彼は真実を知った以上、一分一秒たりとも、私達と他人ではいられず、その足で婚姻届を取りに行った。

「俺の名前は書いた、次は凛香君が名前を書く番だ」

彼が私に婚姻届を向ける。

私は彼の見守る中、サインして捺印した。

「何かいてるの?しゃちょう」

「俺とママは結婚する。
今日から俺が玲也君のパパだ。
だから、俺のコトは社長ではなくパパと呼んでくれ」

「パパ??
僕にもパパができるんだね・・・」

「そうだ・・・じゃ一回、パパと呼んでくれ、玲也君」

「パパ、パパ、パパ、パパ!!」

玲也は何度も柊也さんのコトをパパと呼んだ。
他の子には皆パパが居たけど、どうして自分には居ないのか、最近疑問に思い始めていた。
そんな疑問も柊也さんの登場で全てが解決した。

「ゴメンな・・・玲也・・・」

柊也さんは大喜びでパパ、パパと叫ぶ玲也に自責の念を抱いたのか、涙を流した。

「どうして泣くの?パパ」

「だって…俺は・・・」

「柊也さん・・・過去は過去ですよ。
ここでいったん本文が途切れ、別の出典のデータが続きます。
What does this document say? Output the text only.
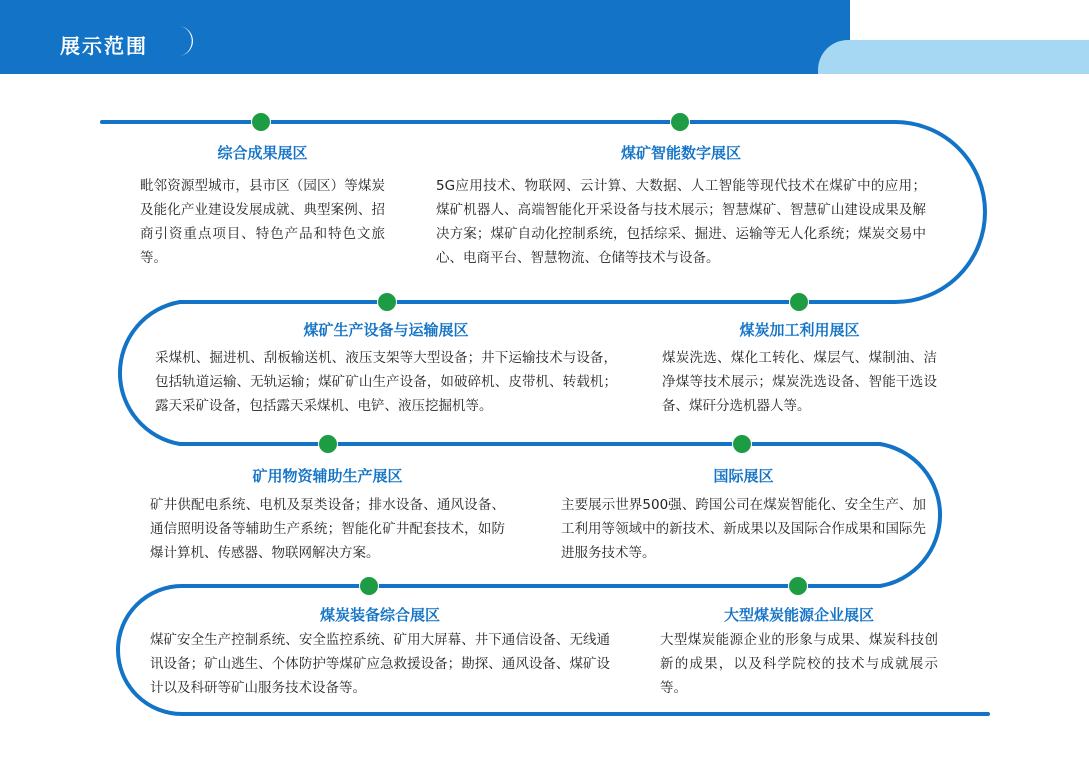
展示范围
综合成果展区

毗邻资源型城市，县市区（园区）等煤炭及能化产业建设发展成就、典型案例、招商引资重点项目、特色产品和特色文旅等。

煤矿智能数字展区

5G应用技术、物联网、云计算、大数据、人工智能等现代技术在煤矿中的应用；煤矿机器人、高端智能化开采设备与技术展示；智慧煤矿、智慧矿山建设成果及解决方案；煤矿自动化控制系统，包括综采、掘进、运输等无人化系统；煤炭交易中心、电商平台、智慧物流、仓储等技术与设备。

煤矿生产设备与运输展区

采煤机、掘进机、刮板输送机、液压支架等大型设备；井下运输技术与设备，包括轨道运输、无轨运输；煤矿矿山生产设备，如破碎机、皮带机、转载机；露天采矿设备，包括露天采煤机、电铲、液压挖掘机等。

煤炭加工利用展区

煤炭洗选、煤化工转化、煤层气、煤制油、洁净煤等技术展示；煤炭洗选设备、智能干选设备、煤矸分选机器人等。

矿用物资辅助生产展区

矿井供配电系统、电机及泵类设备；排水设备、通风设备、通信照明设备等辅助生产系统；智能化矿井配套技术，如防爆计算机、传感器、物联网解决方案。

国际展区

主要展示世界500强、跨国公司在煤炭智能化、安全生产、加工利用等领域中的新技术、新成果以及国际合作成果和国际先进服务技术等。

煤炭装备综合展区

煤矿安全生产控制系统、安全监控系统、矿用大屏幕、井下通信设备、无线通讯设备；矿山逃生、个体防护等煤矿应急救援设备；勘探、通风设备、煤矿设计以及科研等矿山服务技术设备等。

大型煤炭能源企业展区

大型煤炭能源企业的形象与成果、煤炭科技创新的成果，以及科学院校的技术与成就展示等。
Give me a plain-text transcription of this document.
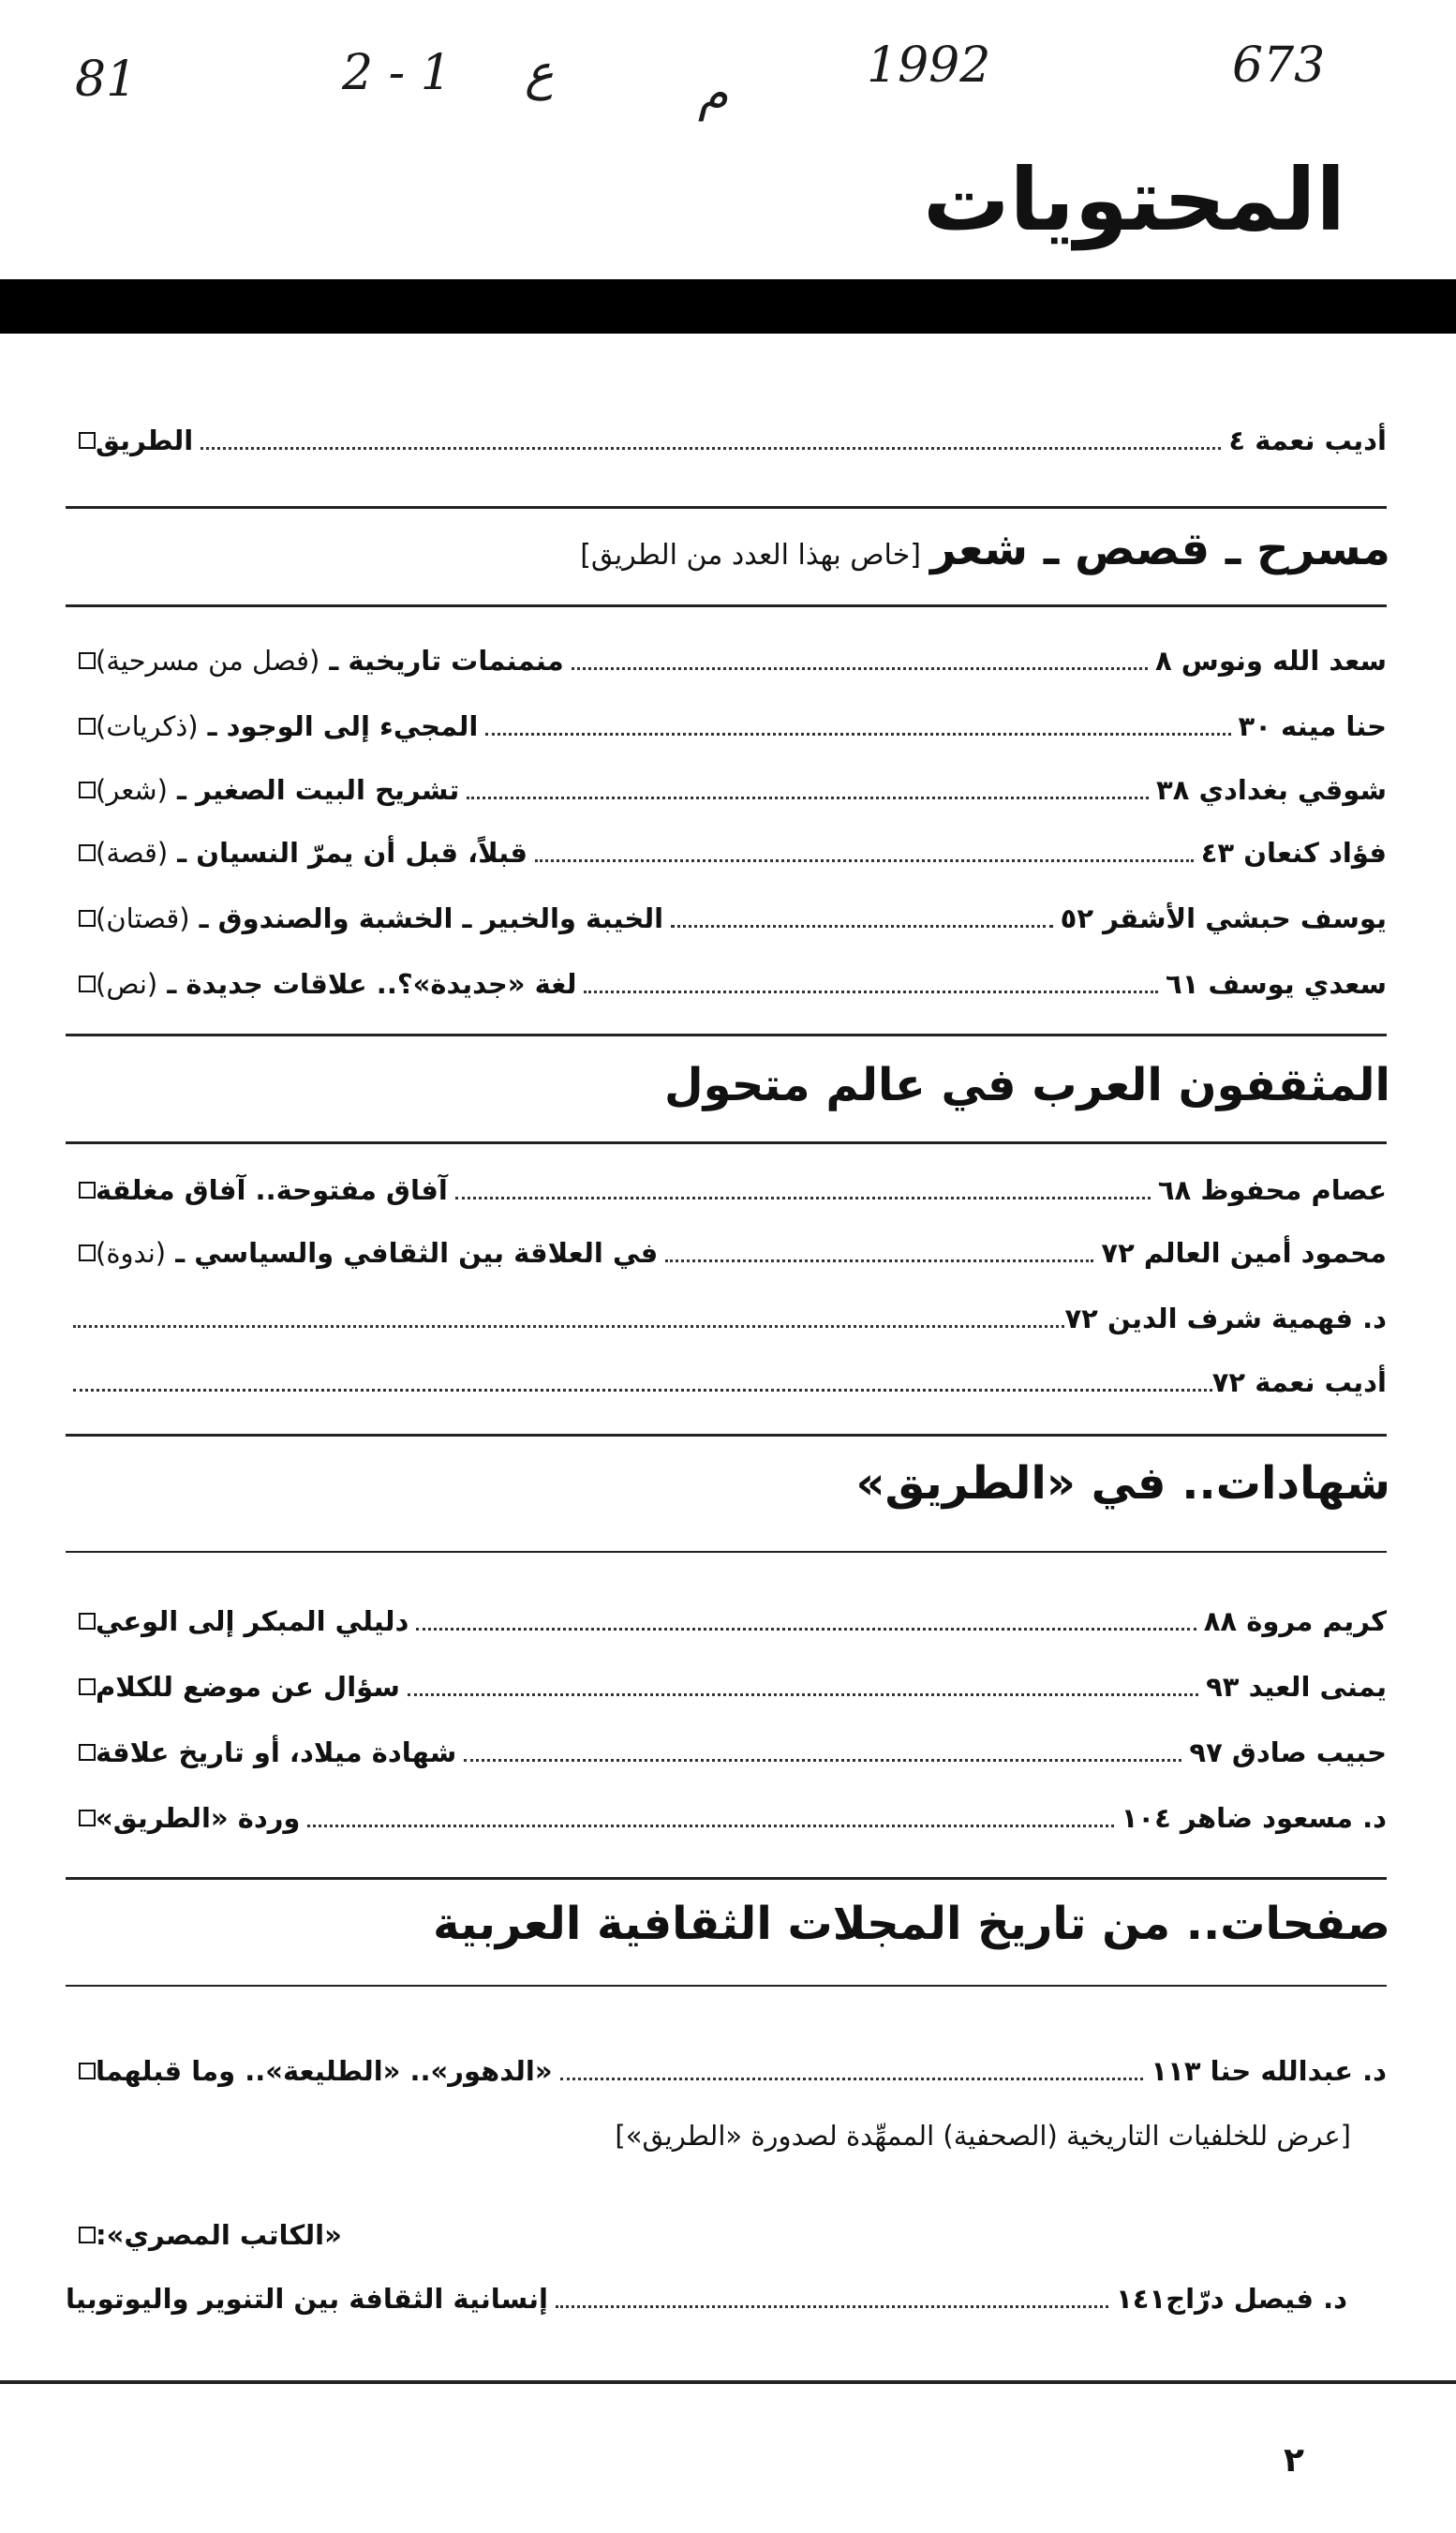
81	2 - 1 ع	م	1992	673
المحتويات
الطريق	أديب نعمة ٤
مسرح ـ قصص ـ شعر[خاص بهذا العدد من الطريق]
منمنمات تاريخية ـ (فصل من مسرحية)	سعد الله ونوس ٨
المجيء إلى الوجود ـ (ذكريات)	حنا مينه ٣٠
تشريح البيت الصغير ـ (شعر)	شوقي بغدادي ٣٨
قبلاً، قبل أن يمرّ النسيان ـ (قصة)	فؤاد كنعان ٤٣
الخيبة والخبير ـ الخشبة والصندوق ـ (قصتان)	يوسف حبشي الأشقر ٥٢
لغة «جديدة»؟.. علاقات جديدة ـ (نص)	سعدي يوسف ٦١
المثقفون العرب في عالم متحول
آفاق مفتوحة.. آفاق مغلقة	عصام محفوظ ٦٨
في العلاقة بين الثقافي والسياسي ـ (ندوة)	محمود أمين العالم ٧٢
د. فهمية شرف الدين ٧٢
أديب نعمة ٧٢
شهادات.. في «الطريق»
دليلي المبكر إلى الوعي	كريم مروة ٨٨
سؤال عن موضع للكلام	يمنى العيد ٩٣
شهادة ميلاد، أو تاريخ علاقة	حبيب صادق ٩٧
وردة «الطريق»	د. مسعود ضاهر ١٠٤
صفحات.. من تاريخ المجلات الثقافية العربية
«الدهور».. «الطليعة».. وما قبلهما	د. عبدالله حنا ١١٣
[عرض للخلفيات التاريخية (الصحفية) الممهِّدة لصدورة «الطريق»]
«الكاتب المصري»:
إنسانية الثقافة بين التنوير واليوتوبيا	د. فيصل درّاج١٤١
٢
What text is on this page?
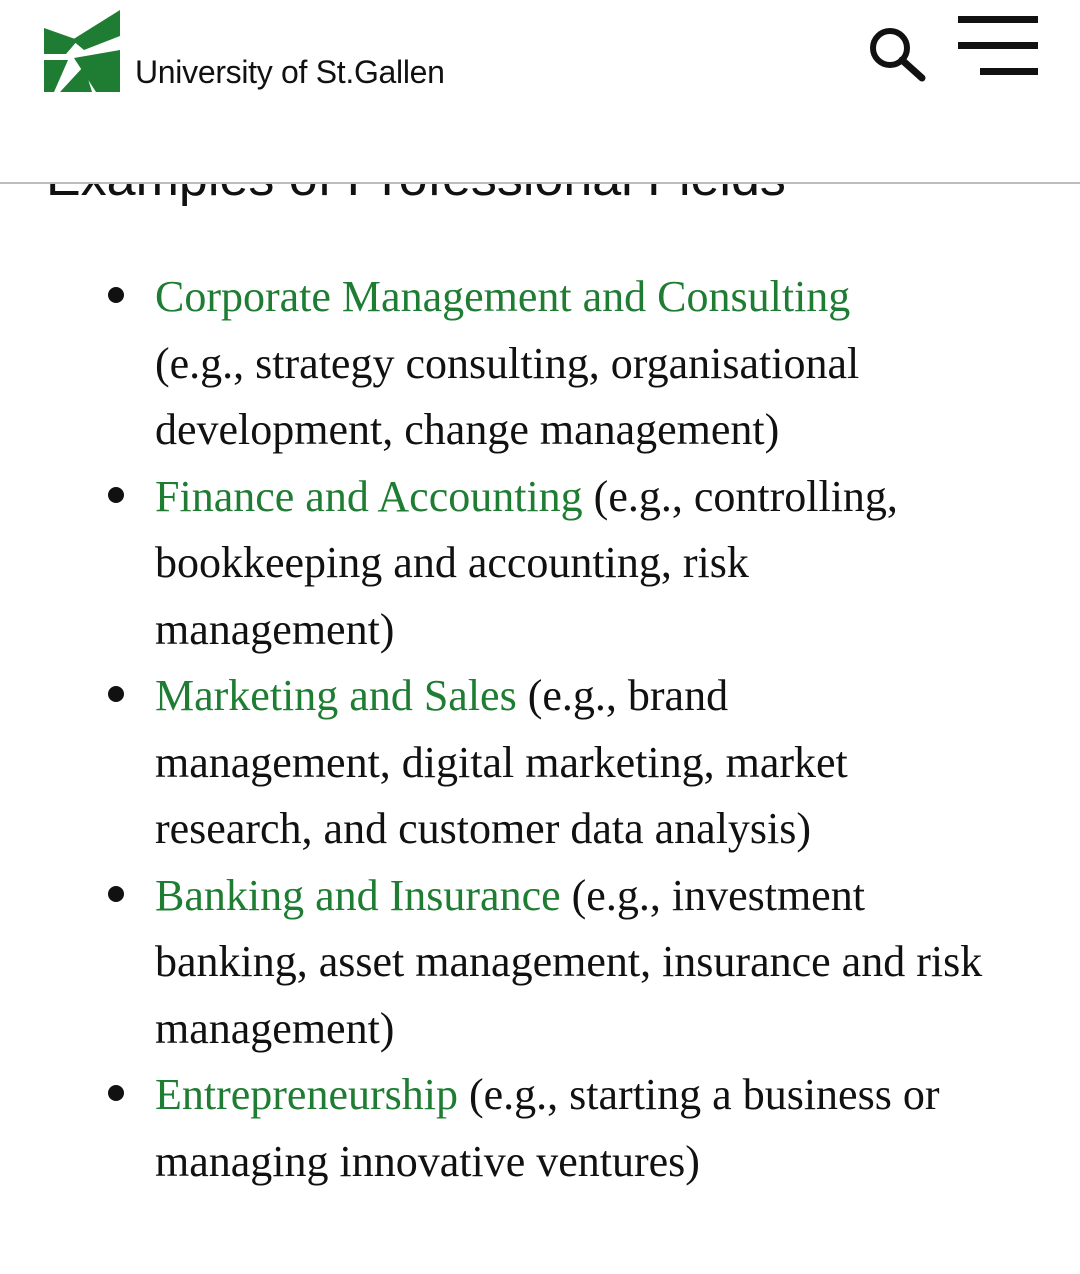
University of St.Gallen
Corporate Management and Consulting (e.g., strategy consulting, organisational development, change management)
Finance and Accounting (e.g., controlling, bookkeeping and accounting, risk management)
Marketing and Sales (e.g., brand management, digital marketing, market research, and customer data analysis)
Banking and Insurance (e.g., investment banking, asset management, insurance and risk management)
Entrepreneurship (e.g., starting a business or managing innovative ventures)
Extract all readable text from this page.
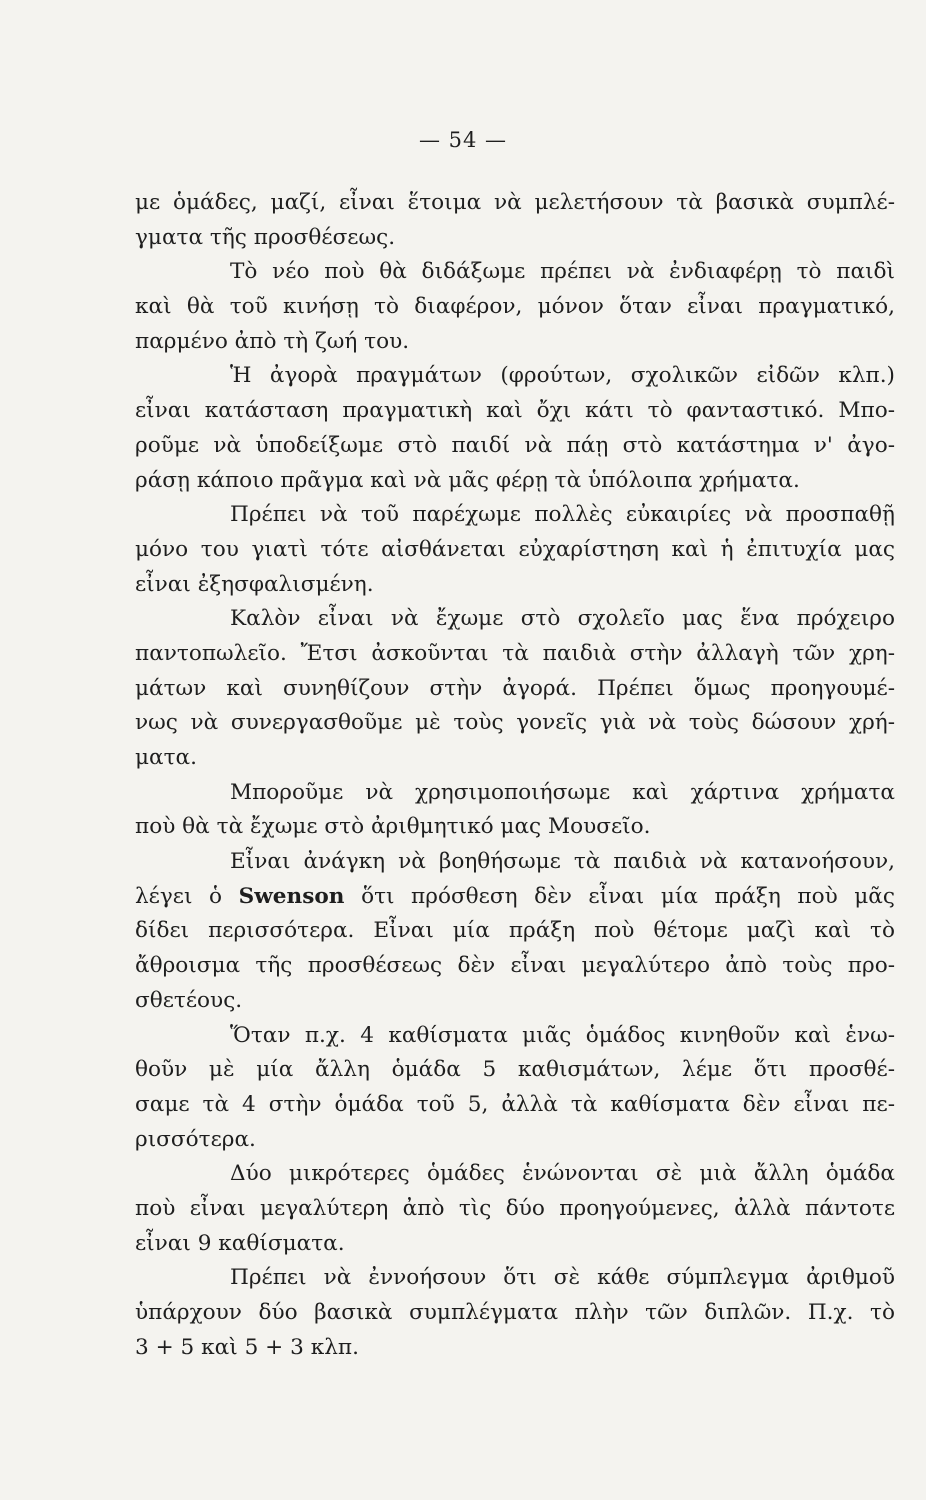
— 54 —
με ὁμάδες, μαζί, εἶναι ἕτοιμα νὰ μελετήσουν τὰ βασικὰ συμπλέ-
γματα τῆς προσθέσεως.
Τὸ νέο ποὺ θὰ διδάξωμε πρέπει νὰ ἐνδιαφέρῃ τὸ παιδὶ
καὶ θὰ τοῦ κινήσῃ τὸ διαφέρον, μόνον ὅταν εἶναι πραγματικό,
παρμένο ἀπὸ τὴ ζωή του.
Ἡ ἀγορὰ πραγμάτων (φρούτων, σχολικῶν εἰδῶν κλπ.)
εἶναι κατάσταση πραγματικὴ καὶ ὄχι κάτι τὸ φανταστικό. Μπο-
ροῦμε νὰ ὑποδείξωμε στὸ παιδί νὰ πάῃ στὸ κατάστημα ν' ἀγο-
ράσῃ κάποιο πρᾶγμα καὶ νὰ μᾶς φέρῃ τὰ ὑπόλοιπα χρήματα.
Πρέπει νὰ τοῦ παρέχωμε πολλὲς εὐκαιρίες νὰ προσπαθῇ
μόνο του γιατὶ τότε αἰσθάνεται εὐχαρίστηση καὶ ἡ ἐπιτυχία μας
εἶναι ἐξησφαλισμένη.
Καλὸν εἶναι νὰ ἔχωμε στὸ σχολεῖο μας ἕνα πρόχειρο
παντοπωλεῖο. Ἔτσι ἀσκοῦνται τὰ παιδιὰ στὴν ἀλλαγὴ τῶν χρη-
μάτων καὶ συνηθίζουν στὴν ἀγορά. Πρέπει ὅμως προηγουμέ-
νως νὰ συνεργασθοῦμε μὲ τοὺς γονεῖς γιὰ νὰ τοὺς δώσουν χρή-
ματα.
Μποροῦμε νὰ χρησιμοποιήσωμε καὶ χάρτινα χρήματα
ποὺ θὰ τὰ ἔχωμε στὸ ἀριθμητικό μας Μουσεῖο.
Εἶναι ἀνάγκη νὰ βοηθήσωμε τὰ παιδιὰ νὰ κατανοήσουν,
λέγει ὁ Swenson ὅτι πρόσθεση δὲν εἶναι μία πράξη ποὺ μᾶς
δίδει περισσότερα. Εἶναι μία πράξη ποὺ θέτομε μαζὶ καὶ τὸ
ἄθροισμα τῆς προσθέσεως δὲν εἶναι μεγαλύτερο ἀπὸ τοὺς προ-
σθετέους.
Ὅταν π.χ. 4 καθίσματα μιᾶς ὁμάδος κινηθοῦν καὶ ἑνω-
θοῦν μὲ μία ἄλλη ὁμάδα 5 καθισμάτων, λέμε ὅτι προσθέ-
σαμε τὰ 4 στὴν ὁμάδα τοῦ 5, ἀλλὰ τὰ καθίσματα δὲν εἶναι πε-
ρισσότερα.
Δύο μικρότερες ὁμάδες ἑνώνονται σὲ μιὰ ἄλλη ὁμάδα
ποὺ εἶναι μεγαλύτερη ἀπὸ τὶς δύο προηγούμενες, ἀλλὰ πάντοτε
εἶναι 9 καθίσματα.
Πρέπει νὰ ἐννοήσουν ὅτι σὲ κάθε σύμπλεγμα ἀριθμοῦ
ὑπάρχουν δύο βασικὰ συμπλέγματα πλὴν τῶν διπλῶν. Π.χ. τὸ
3 + 5 καὶ 5 + 3 κλπ.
こうして、私達結婚するんです。
泣かないで下さい」

私と玲也で、柊也さんを慰めた。

「君たち二人はこんな愚かなパパを許してくれるんだな」

「はい、家族ですから・・・」

「パパ・・・泣かないで」

玲也は柊也さんの頭をなでなでした。

「どっちかパパが分かったもんじゃないな・・・」

柊也さんは苦笑し、涙を指の腹で拭う。